Генеральские страсти не затухли к концу 1812 г., отголоски былых бурь были слышны и позднее. Так, осведомленный петербуржец И.П. Оденталь в письме к А.Я. Булгакову от 5 января 1813 г. писал, что П.Х. Витгенштейн, сказавшись больным, сдал команду и «писал к Государю, что не может продолжать службу со связанными руками». В этом же письме сообщалось: «В армии три противных партии и это между подданными кротчайшего монарха!!!» [479]. Необходимо заметить, что Кутузов предпринял ряд шагов, чтобы осадить Витгенштейна, резко набравшего очки в 1812 г. и завоевавшего славу «защитника Петрополя». По мнению светлейшего князя, в операциях на Березине он показал себя не с лучшей стороны; помимо этого, ему ставили в вину беспрепятственный уход за границу остатков войск маршала Макдональда.

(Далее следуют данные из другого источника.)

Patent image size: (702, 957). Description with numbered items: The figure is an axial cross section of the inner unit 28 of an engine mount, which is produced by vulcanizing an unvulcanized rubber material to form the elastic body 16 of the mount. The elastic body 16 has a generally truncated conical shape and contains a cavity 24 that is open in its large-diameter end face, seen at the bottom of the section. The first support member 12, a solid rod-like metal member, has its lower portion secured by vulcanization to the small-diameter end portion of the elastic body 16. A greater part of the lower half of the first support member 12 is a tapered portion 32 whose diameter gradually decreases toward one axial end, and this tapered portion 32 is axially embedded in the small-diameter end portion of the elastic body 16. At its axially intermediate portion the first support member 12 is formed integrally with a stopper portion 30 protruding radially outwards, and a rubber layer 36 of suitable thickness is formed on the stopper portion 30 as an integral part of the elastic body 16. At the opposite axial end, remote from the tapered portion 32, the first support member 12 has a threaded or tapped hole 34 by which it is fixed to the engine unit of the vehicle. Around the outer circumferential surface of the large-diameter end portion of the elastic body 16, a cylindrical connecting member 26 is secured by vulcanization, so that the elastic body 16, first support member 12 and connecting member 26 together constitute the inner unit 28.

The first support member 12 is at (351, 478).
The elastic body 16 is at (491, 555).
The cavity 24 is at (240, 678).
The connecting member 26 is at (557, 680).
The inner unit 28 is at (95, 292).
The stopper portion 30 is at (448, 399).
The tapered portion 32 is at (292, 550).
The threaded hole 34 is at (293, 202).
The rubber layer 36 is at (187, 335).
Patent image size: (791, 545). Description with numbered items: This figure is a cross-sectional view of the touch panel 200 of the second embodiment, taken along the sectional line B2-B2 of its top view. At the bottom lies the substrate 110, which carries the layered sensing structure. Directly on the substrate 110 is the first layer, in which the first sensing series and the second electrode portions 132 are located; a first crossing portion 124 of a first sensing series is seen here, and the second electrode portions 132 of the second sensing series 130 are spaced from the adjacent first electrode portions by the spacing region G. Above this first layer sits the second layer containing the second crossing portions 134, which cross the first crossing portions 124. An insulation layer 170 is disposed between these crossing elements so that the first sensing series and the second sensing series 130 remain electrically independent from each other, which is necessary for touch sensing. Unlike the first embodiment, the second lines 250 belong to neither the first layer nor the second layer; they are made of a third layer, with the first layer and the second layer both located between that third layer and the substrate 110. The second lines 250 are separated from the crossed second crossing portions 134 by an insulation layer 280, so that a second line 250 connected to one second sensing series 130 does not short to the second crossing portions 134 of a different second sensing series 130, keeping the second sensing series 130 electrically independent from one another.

Тем не менее, после того как в зените славы ушел из жизни в г. Бунцлау 16(28) апреля 1813 г. М.И. Кутузов, на место главнокомандующего объединенной русско-прусской армии был назначен «победоносный» П.Х. Витгенштейн. Этот выбор российского императора оказался обусловлен общественным мнением сановного Петербурга в ущерб принципу старшинства. Под его командой оставались многие дееспособные генералы, старшие его в чине: М.Б. Барклай де Толли, М.А. Милорадович, А.Ф. Ланжерон, М.И. Платов, а в запасе по разным причинам оставались Д.С. Дохтуров, Л.Л. Беннигсен, А. Вюртембергский, А.С. Феньш, помимо прусских генералов. В тот момент старейший полный генерал А.П. Тормасов не захотел подчиниться молодому в чине П.Х. Витгенштейну и, сказавшись «больным», отбыл из армии. Последовали и другие инциденты, в первую очередь с недовольным М.И. Милорадовичем, который в разгар сражения мог отказаться от командования арьергардом или через присланного адъютанта передавать главнокомандующему выговор («когда он бывал под моим начальством, я не посылал ему противоречивых повелений»). Случались и другие столкновения между генералами и неудовольствия друг другом.